This number is approximately 70 to 80 percent higher than the number of international students in previous years; last year, for example, there were 344 international students.
With increased undergraduate admissions throughout the UC system, the number of admitted international and exchange students is rising as well.
“UC Davis is committed to increasing California, out-of-state and international student numbers,” said Moira Delgado, the outreach coordinator for Services for International Students and Scholars (SISS). “In general, most campuses are moving toward internationalizing in the broad sense of the term: sending more students abroad, increasing international students and internationalizing the curriculum.”
Still, many students are apprehensive about the growing number of out-of-state and international students out of fear that they are taking their place within the system.

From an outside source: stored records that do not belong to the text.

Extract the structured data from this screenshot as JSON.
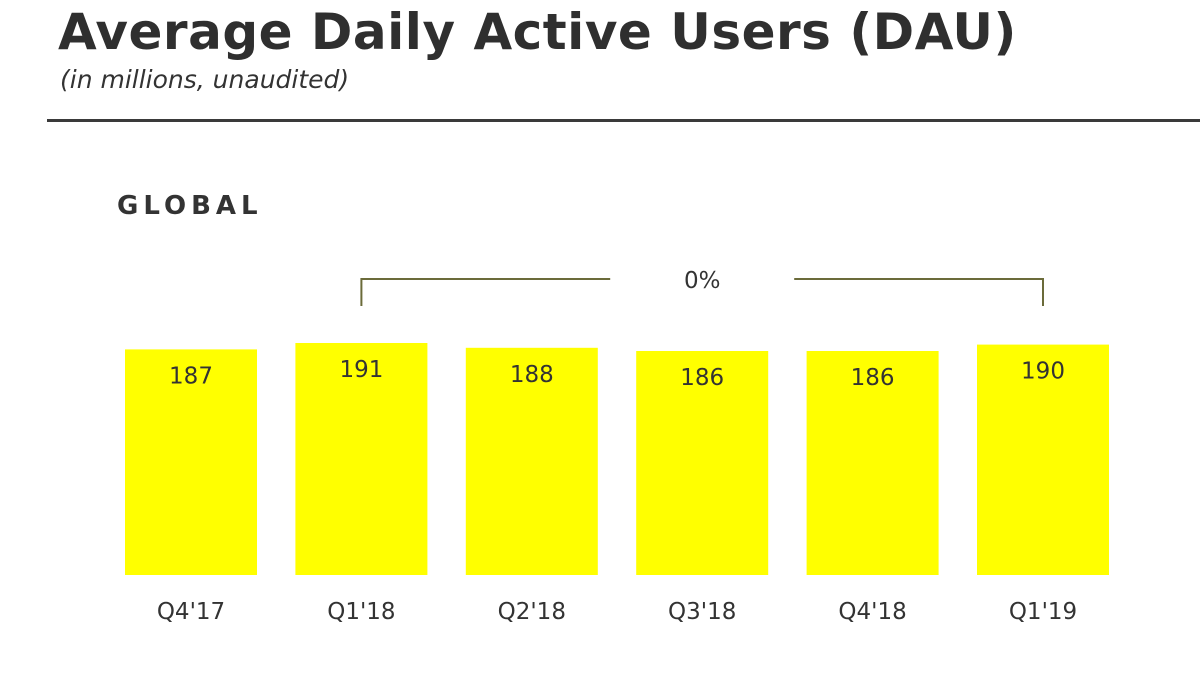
{
  "header": {
    "title": "Average Daily Active Users (DAU)",
    "subtitle": "(in millions, unaudited)"
  },
  "section_label": "GLOBAL",
  "colors": {
    "bar": "#ffff00",
    "bracket": "#6b6b3a",
    "rule": "#3a3a3a"
  },
  "chart_data": {
    "type": "bar",
    "categories": [
      "Q4'17",
      "Q1'18",
      "Q2'18",
      "Q3'18",
      "Q4'18",
      "Q1'19"
    ],
    "values": [
      187,
      191,
      188,
      186,
      186,
      190
    ],
    "data_labels": [
      "187",
      "191",
      "188",
      "186",
      "186",
      "190"
    ],
    "annotation": {
      "type": "growth-bracket",
      "from": "Q1'18",
      "to": "Q1'19",
      "label": "0%"
    },
    "legend": "none",
    "grid": false
  }
}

According to the Student Fees Fact Sheet by Budget and Institutional Analysis, national and international students pay $12,711.82 per quarter, while California residents pay 5,085.82.
“I’ve seen a steady increase in the number of international students occupying seats in lecture halls, in the library, at the MU — everywhere,” said fourth-year chemical engineering major Kent Ly. “I suspect that the university is accepting more students from abroad to bridge the gap in funding since non-Californian students pay more than twice the typical resident in tuition and fees. I fear that instead of directly addressing the real issue — which in this case is tuition hikes — the UC system will resort to decreasing the number of California-based students admitted in favor of accepting more international and out-of-state students.”
Despite the negative response, many international students remain optimistic about their role on campus and what they can offer.
“I think I can empathize with their views to some extent,” said fourth-year design major Madevi Sun-Suon, an international student from Cambodia, about the negative response from in-state students. “For example, when it comes to financial matters, I think the UC should prioritize Californian students because the UC is a public university. The same goes for admittance. However, I do think having more international students can also bring benefits for the school because they bring in more diversity and a different perspective for the campus community. Our world is so interconnected that being open-minded and having a more international perspective is useful for everyone.”
To help incoming international students acclimate to American university culture, new seminars are being offered at the Student Academic Success Center that focus on American cultural values. In addition, the International Students Club was recently formed to help students more easily integrate themselves into the campus community. SISS also launched a mentoring program that serves a similar purpose.
Delgado said that the presence of international students is an asset to the campus.
“International students bring incredible diversity to our campus and it is not only an opportunity for them to learn about U.S. culture but also a wonderful way for U.S. students to learn about other cultures,” Delgado said.